Focusing on price can be risky

Recently we had a sales meeting, followed by a post mortem for a project that went a little haywire. As we dissected the numbers and then the glitches, I was impressed by the degree of passion my co-workers demonstrated for their profession and their reputation. I say ‘their’, rather ‘our’ because it is individual pride in being professionals and being appreciated as such, that stood out, even when looking at something that didn’t work out as well as we typically expect. There was no finger-pointing, though as we talked it became increasingly obvious what had caused the problem (no excuses, but it was not us, it was cost-cutting). We simply wanted to understand how we might head off a similar situation in the future.

Beware of hiring a commodity

Translation and localization is viewed as a commodity by many- with thousands of language service providers (LSPs) worldwide, there is a market-driven pricing model in place, and it is understandable that choosing a vendor based on price is not uncommon. Unfortunately, simply comparing word and hourly rates (the commodity approach) can end up costing you money in the long run. The situation we were evaluating was a case in point. An outside resource was used for a critical aspect of the project, basically to save money. They didn’t really understand the nature of the project (it was quite specialized) and their work made things worse because of this. As a result, quite a lot of reverse-engineering was required, which in turn killed the timeline and bulked up costs unnecessarily. The commodity approach had backfired.

Hire the people

As marketing guy, I watch the traffic to our website on a daily basis, and it tells me things. But let me digress a bit. Before joining Language Intelligence, I worked in growth mode enterprise software companies. In these businesses I also watched the web traffic and there was a notable difference: In our business one of our most visited pages is our team page. In the software realm, this was fairly rare. This is understandable given that software is a product and translation is a service- services are delivered by people.

There is an irony at work here: The people-focused service business is viewed as a commodity while the product business is not.
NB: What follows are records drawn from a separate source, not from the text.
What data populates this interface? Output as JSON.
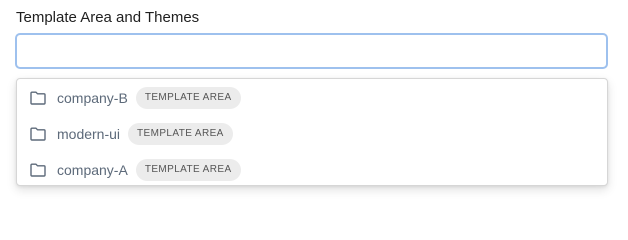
{
  "field": {
    "label": "Template Area and Themes",
    "value": "",
    "placeholder": ""
  },
  "options": [
    {
      "icon": "folder-icon",
      "name": "company-B",
      "badge": "TEMPLATE AREA"
    },
    {
      "icon": "folder-icon",
      "name": "modern-ui",
      "badge": "TEMPLATE AREA"
    },
    {
      "icon": "folder-icon",
      "name": "company-A",
      "badge": "TEMPLATE AREA"
    }
  ],
  "colors": {
    "input_focus_border": "#9ec1ee",
    "option_text": "#5d6a7a",
    "badge_bg": "#ececec"
  }
}
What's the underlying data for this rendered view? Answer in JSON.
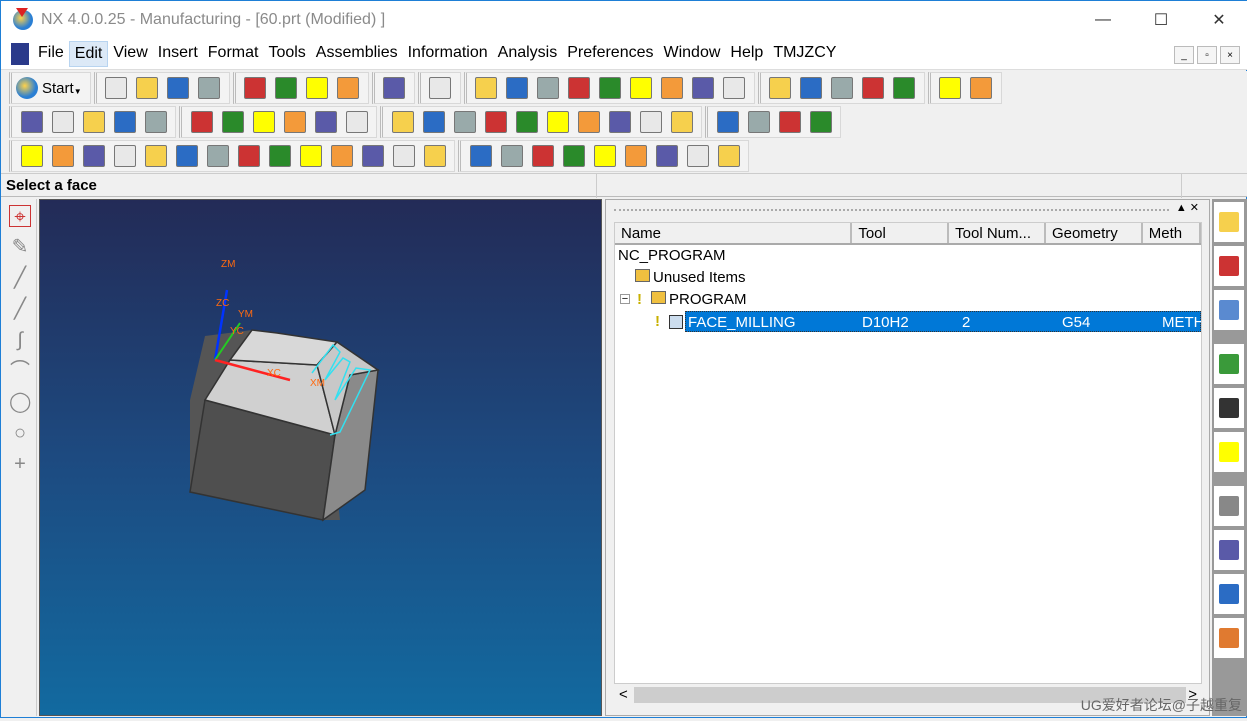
{
  "window": {
    "title": "NX 4.0.0.25 - Manufacturing - [60.prt (Modified) ]",
    "minimize": "—",
    "maximize": "☐",
    "close": "✕"
  },
  "menubar": {
    "items": [
      "File",
      "Edit",
      "View",
      "Insert",
      "Format",
      "Tools",
      "Assemblies",
      "Information",
      "Analysis",
      "Preferences",
      "Window",
      "Help",
      "TMJZCY"
    ],
    "active": "Edit",
    "mdi": [
      "_",
      "▫",
      "×"
    ]
  },
  "toolbar": {
    "start_label": "Start",
    "row1": [
      [
        "new-icon",
        "open-icon",
        "save-icon",
        "print-icon"
      ],
      [
        "cut-icon",
        "copy-icon",
        "paste-icon",
        "delete-icon"
      ],
      [
        "undo-icon"
      ],
      [
        "information-icon"
      ],
      [
        "fit-icon",
        "shaded-icon",
        "zoom-window-icon",
        "zoom-icon",
        "rotate-icon",
        "pan-icon",
        "wireframe-icon",
        "view-cube-icon",
        "display-mode-icon"
      ],
      [
        "wcs-icon",
        "orient-icon",
        "color-icon",
        "hide-icon",
        "show-icon"
      ],
      [
        "measure-distance-icon",
        "measure-angle-icon"
      ]
    ],
    "row2": [
      [
        "create-program-icon",
        "create-tool-icon",
        "create-geometry-icon",
        "create-method-icon",
        "create-operation-icon"
      ],
      [
        "edit-object-icon",
        "cut-object-icon",
        "copy-object-icon",
        "paste-object-icon",
        "delete-object-icon",
        "display-object-icon"
      ],
      [
        "generate-toolpath-icon",
        "replay-icon",
        "list-toolpath-icon",
        "verify-icon",
        "machine-simulate-icon",
        "postprocess-icon",
        "output-cls-icon",
        "workpiece-icon",
        "shop-docs-icon",
        "time-icon"
      ],
      [
        "program-view-icon",
        "tool-view-icon",
        "geometry-view-icon",
        "method-view-icon"
      ]
    ],
    "row3": [
      [
        "transform-icon",
        "object-origin-icon",
        "rotate-90-icon",
        "power-icon",
        "rename-abc-icon",
        "spring-icon",
        "rename-cn-icon",
        "no-name-icon",
        "brush-icon",
        "glasses-icon",
        "tool-shape-icon",
        "notes-icon",
        "plane-icon",
        "plane2-icon"
      ],
      [
        "block-icon",
        "layers-icon",
        "color-block-icon",
        "hand-icon",
        "solid-icon",
        "frame-icon",
        "frame2-icon",
        "printer-icon",
        "a4-icon"
      ]
    ],
    "colors": [
      "#e8e8e8",
      "#f6d04d",
      "#2b6cc4",
      "#9aa",
      "#c33",
      "#2a8a2a",
      "#ffff00",
      "#f39a3a",
      "#5a5aa8"
    ]
  },
  "status": {
    "prompt": "Select a face"
  },
  "left_toolbar": {
    "tools": [
      "select-face-icon",
      "snap-icon",
      "line-icon",
      "line2-icon",
      "spline-icon",
      "arc-icon",
      "circle-icon",
      "circle2-icon",
      "point-icon"
    ]
  },
  "viewport": {
    "labels": {
      "zm": "ZM",
      "zc": "ZC",
      "ym": "YM",
      "yc": "YC",
      "xc": "XC",
      "xm": "XM"
    }
  },
  "navigator": {
    "columns": [
      "Name",
      "Tool",
      "Tool Num...",
      "Geometry",
      "Meth"
    ],
    "root": "NC_PROGRAM",
    "unused": "Unused Items",
    "program": "PROGRAM",
    "operation": {
      "name": "FACE_MILLING",
      "tool": "D10H2",
      "tool_number": "2",
      "geometry": "G54",
      "method": "METH"
    },
    "collapse": "−",
    "scroll_left": "<",
    "scroll_right": ">"
  },
  "resource_bar": {
    "tabs": [
      "operation-navigator-icon",
      "machine-tool-navigator-icon",
      "part-navigator-icon",
      "web-browser-icon",
      "training-icon",
      "help-icon",
      "history-icon",
      "palette-icon",
      "system-material-icon",
      "roles-icon"
    ]
  },
  "watermark": "UG爱好者论坛@子越重复"
}
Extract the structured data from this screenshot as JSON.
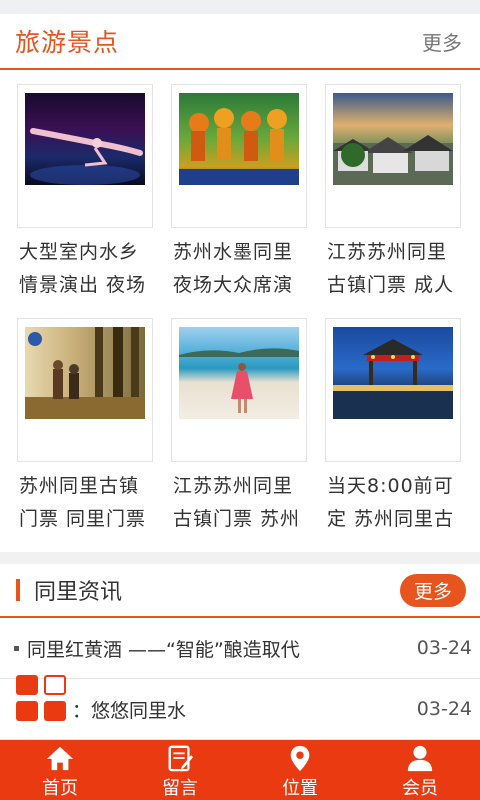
{
  "section": {
    "title": "旅游景点",
    "more": "更多"
  },
  "cards": [
    {
      "line1": "大型室内水乡",
      "line2": "情景演出 夜场"
    },
    {
      "line1": "苏州水墨同里",
      "line2": "夜场大众席演"
    },
    {
      "line1": "江苏苏州同里",
      "line2": "古镇门票 成人"
    },
    {
      "line1": "苏州同里古镇",
      "line2": "门票 同里门票"
    },
    {
      "line1": "江苏苏州同里",
      "line2": "古镇门票 苏州"
    },
    {
      "line1": "当天8:00前可",
      "line2": "定 苏州同里古"
    }
  ],
  "news": {
    "title": "同里资讯",
    "more": "更多",
    "items": [
      {
        "text": "同里红黄酒 ——“智能”酿造取代",
        "date": "03-24"
      },
      {
        "text": "：悠悠同里水",
        "date": "03-24"
      }
    ]
  },
  "tabs": [
    {
      "label": "首页",
      "icon": "home-icon"
    },
    {
      "label": "留言",
      "icon": "message-icon"
    },
    {
      "label": "位置",
      "icon": "location-icon"
    },
    {
      "label": "会员",
      "icon": "user-icon"
    }
  ],
  "colors": {
    "accent": "#e8541e",
    "tabbar": "#ea3a12"
  }
}
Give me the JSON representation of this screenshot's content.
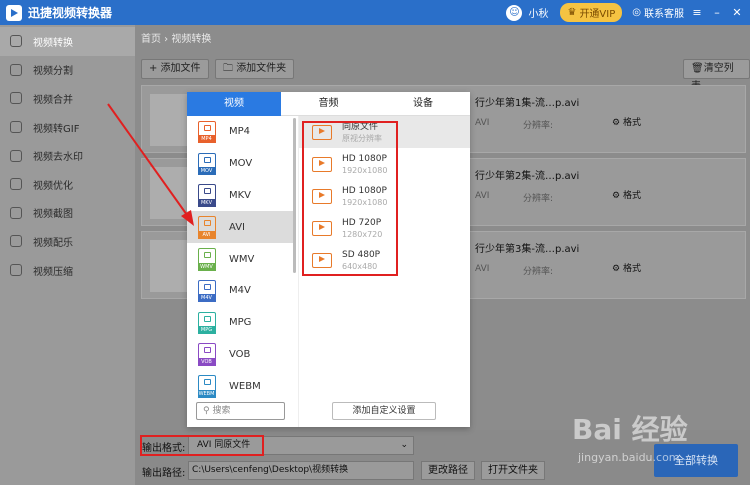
{
  "app": {
    "title": "迅捷视频转换器",
    "user": "小秋",
    "vip": "开通VIP",
    "kefu": "联系客服"
  },
  "sidebar": {
    "items": [
      {
        "label": "视频转换",
        "active": true
      },
      {
        "label": "视频分割"
      },
      {
        "label": "视频合并"
      },
      {
        "label": "视频转GIF"
      },
      {
        "label": "视频去水印"
      },
      {
        "label": "视频优化"
      },
      {
        "label": "视频截图"
      },
      {
        "label": "视频配乐"
      },
      {
        "label": "视频压缩"
      }
    ]
  },
  "breadcrumb": "首页 › 视频转换",
  "toolbar": {
    "add_file": "+ 添加文件",
    "add_folder": "添加文件夹",
    "clear": "清空列表"
  },
  "files": [
    {
      "name": "行少年第1集-流…p.avi",
      "meta1": "AVI",
      "meta2": "分辨率:",
      "settings": "格式"
    },
    {
      "name": "行少年第2集-流…p.avi",
      "meta1": "AVI",
      "meta2": "分辨率:",
      "settings": "格式"
    },
    {
      "name": "行少年第3集-流…p.avi",
      "meta1": "AVI",
      "meta2": "分辨率:",
      "settings": "格式"
    }
  ],
  "popup": {
    "tabs": [
      "视频",
      "音频",
      "设备"
    ],
    "formats": [
      {
        "label": "MP4",
        "tag": "MP4",
        "color": "#e8612c"
      },
      {
        "label": "MOV",
        "tag": "MOV",
        "color": "#2b6cb8"
      },
      {
        "label": "MKV",
        "tag": "MKV",
        "color": "#3a4a8a"
      },
      {
        "label": "AVI",
        "tag": "AVI",
        "color": "#e8842c"
      },
      {
        "label": "WMV",
        "tag": "WMV",
        "color": "#6ab04c"
      },
      {
        "label": "M4V",
        "tag": "M4V",
        "color": "#3c6cc4"
      },
      {
        "label": "MPG",
        "tag": "MPG",
        "color": "#2cb0a0"
      },
      {
        "label": "VOB",
        "tag": "VOB",
        "color": "#8a4ac4"
      },
      {
        "label": "WEBM",
        "tag": "WEBM",
        "color": "#2c8ac4"
      }
    ],
    "search_placeholder": "搜索",
    "qualities": [
      {
        "name": "同原文件",
        "res": "原视分辨率"
      },
      {
        "name": "HD 1080P",
        "res": "1920x1080"
      },
      {
        "name": "HD 1080P",
        "res": "1920x1080"
      },
      {
        "name": "HD 720P",
        "res": "1280x720"
      },
      {
        "name": "SD 480P",
        "res": "640x480"
      }
    ],
    "custom": "添加自定义设置"
  },
  "bottom": {
    "format_label": "输出格式:",
    "format_value": "AVI  同原文件",
    "path_label": "输出路径:",
    "path_value": "C:\\Users\\cenfeng\\Desktop\\视频转换",
    "change_path": "更改路径",
    "open_folder": "打开文件夹",
    "convert_all": "全部转换"
  },
  "watermark": {
    "main": "Bai 经验",
    "sub": "jingyan.baidu.com"
  },
  "colors": {
    "accent": "#2a7ae2",
    "highlight": "#e02020"
  }
}
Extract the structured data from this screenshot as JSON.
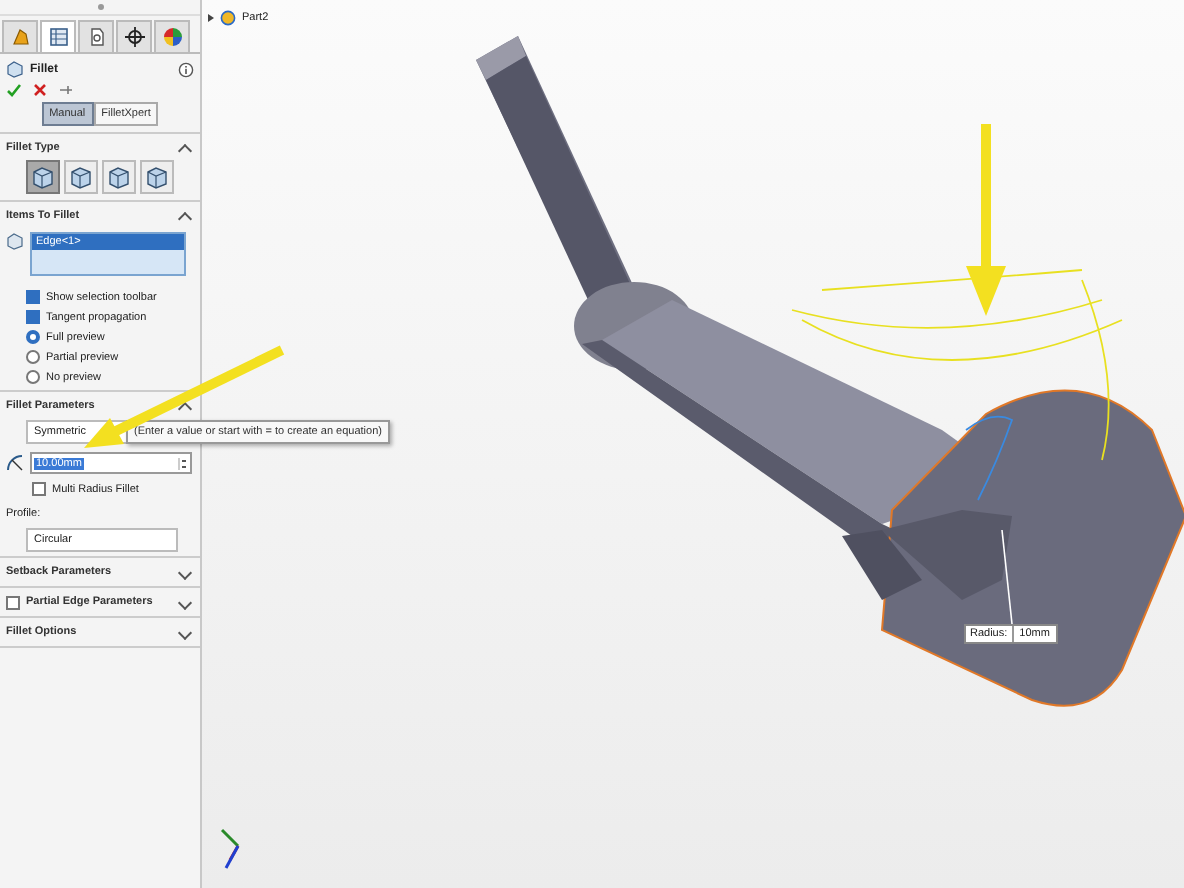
{
  "feature_tabs": [
    {
      "kind": "feature",
      "selected": false
    },
    {
      "kind": "property",
      "selected": true
    },
    {
      "kind": "config",
      "selected": false
    },
    {
      "kind": "origin",
      "selected": false
    },
    {
      "kind": "appearance",
      "selected": false
    }
  ],
  "panel_title": "Fillet",
  "mode_buttons": [
    {
      "label": "Manual",
      "selected": true
    },
    {
      "label": "FilletXpert",
      "selected": false
    }
  ],
  "fillet_type": {
    "title": "Fillet Type",
    "expanded": true,
    "types": [
      {
        "selected": true
      },
      {
        "selected": false
      },
      {
        "selected": false
      },
      {
        "selected": false
      }
    ]
  },
  "items_to_fillet": {
    "title": "Items To Fillet",
    "expanded": true,
    "selection": "Edge<1>",
    "options": [
      {
        "label": "Show selection toolbar",
        "kind": "checkbox",
        "checked": true
      },
      {
        "label": "Tangent propagation",
        "kind": "checkbox",
        "checked": true
      },
      {
        "label": "Full preview",
        "kind": "radio",
        "checked": true
      },
      {
        "label": "Partial preview",
        "kind": "radio",
        "checked": false
      },
      {
        "label": "No preview",
        "kind": "radio",
        "checked": false
      }
    ]
  },
  "fillet_parameters": {
    "title": "Fillet Parameters",
    "expanded": true,
    "method": "Symmetric",
    "tooltip": "(Enter a value or start with = to create an equation)",
    "radius": "10.00mm",
    "multi_radius": {
      "label": "Multi Radius Fillet",
      "checked": false
    },
    "profile_label": "Profile:",
    "profile": "Circular"
  },
  "collapsed_sections": [
    {
      "title": "Setback Parameters",
      "kind": "plain",
      "expanded": false
    },
    {
      "title": "Partial Edge Parameters",
      "kind": "checkbox",
      "checked": false,
      "expanded": false
    },
    {
      "title": "Fillet Options",
      "kind": "plain",
      "expanded": false
    }
  ],
  "tree": {
    "part": "Part2"
  },
  "callout": {
    "label": "Radius:",
    "value": "10mm"
  }
}
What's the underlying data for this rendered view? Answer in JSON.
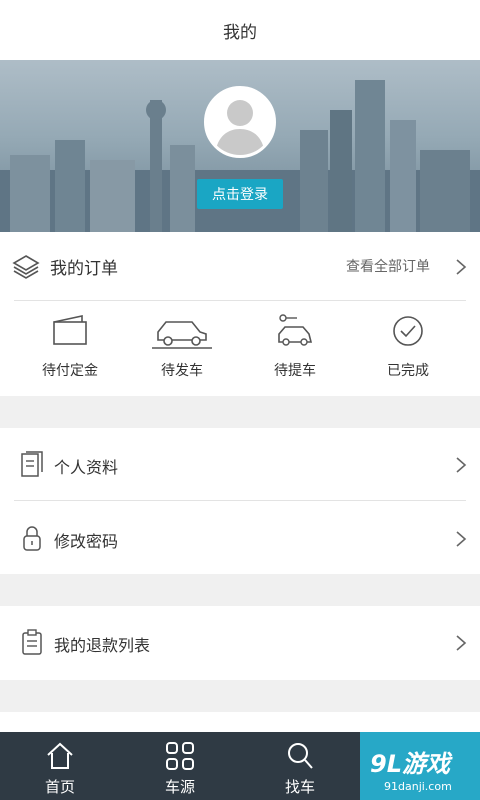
{
  "header": {
    "title": "我的"
  },
  "profile": {
    "login_label": "点击登录"
  },
  "orders": {
    "title": "我的订单",
    "view_all": "查看全部订单",
    "statuses": [
      {
        "label": "待付定金",
        "icon": "wallet-icon"
      },
      {
        "label": "待发车",
        "icon": "car-icon"
      },
      {
        "label": "待提车",
        "icon": "car-key-icon"
      },
      {
        "label": "已完成",
        "icon": "check-circle-icon"
      }
    ]
  },
  "menu": {
    "profile_info": "个人资料",
    "change_password": "修改密码",
    "refund_list": "我的退款列表"
  },
  "tabbar": {
    "items": [
      {
        "label": "首页",
        "icon": "home-icon"
      },
      {
        "label": "车源",
        "icon": "grid-icon"
      },
      {
        "label": "找车",
        "icon": "search-icon"
      }
    ]
  },
  "watermark": {
    "brand": "9L游戏",
    "url": "91danji.com"
  },
  "colors": {
    "accent": "#1aa6c4",
    "tabbar_bg": "#2f3a44",
    "page_bg": "#f0f0f0"
  }
}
Yet in our business the people are our principal asset. They’re the ones who get the work done. Linguists, project managers, account managers, freelance translators who are also subject matter experts, editors, programmers, and designers. Those are what you’re hiring when you choose an LSP, and our most savvy customers understand that.

How we compete

Nevertheless, we have to compete on price and we do, but…(here it comes) you get what you pay for. That’s a cliche but cliches are typically driven by truths. One of our claims to fame is integration. We specialize in handling complex projects from end to end: translation, reviewing, editing, specialized requirements like voiceovers and video editing, working with industry-specific software (survey software, DITA, eLearning courseware, etc.), and desktop publishing. We take pride in delivering work that is ready to go, if that is what the customer wants.

This integrated approach takes us beyond commodity status, even if our pricing is still in commodity range. It gives us the ability to manage quality control, which, in turn, helps eliminate those commodity- based glitches we encountered in that project that went south.

Yes, this could be seen as self-serving…

In fact, it is. But for a very good reason. Quality is the only way we rise above being a commodity, and the best way we know to assure a quality translation and localization project is to own it. Finger-pointing and post mortems in our world are only useful if we learn from them. For our customers this means a better experience, the only real measurement out there. It is the quality of the people that determines the quality of the experience. So, check out the team when you check out an LSP.

A note about Machine Translation (MT)

We use machine translation as part of our normal workflow. It saves our customers both money and time, however there is a caveat: For many applications (most) MT cannot substitute for human translation and review. A possible exception, depending on the target language, may be technical writing like documentation. However, all of our machine translations are reviewed and edited by a qualified translator and reviewed again by a second native-speaking translator.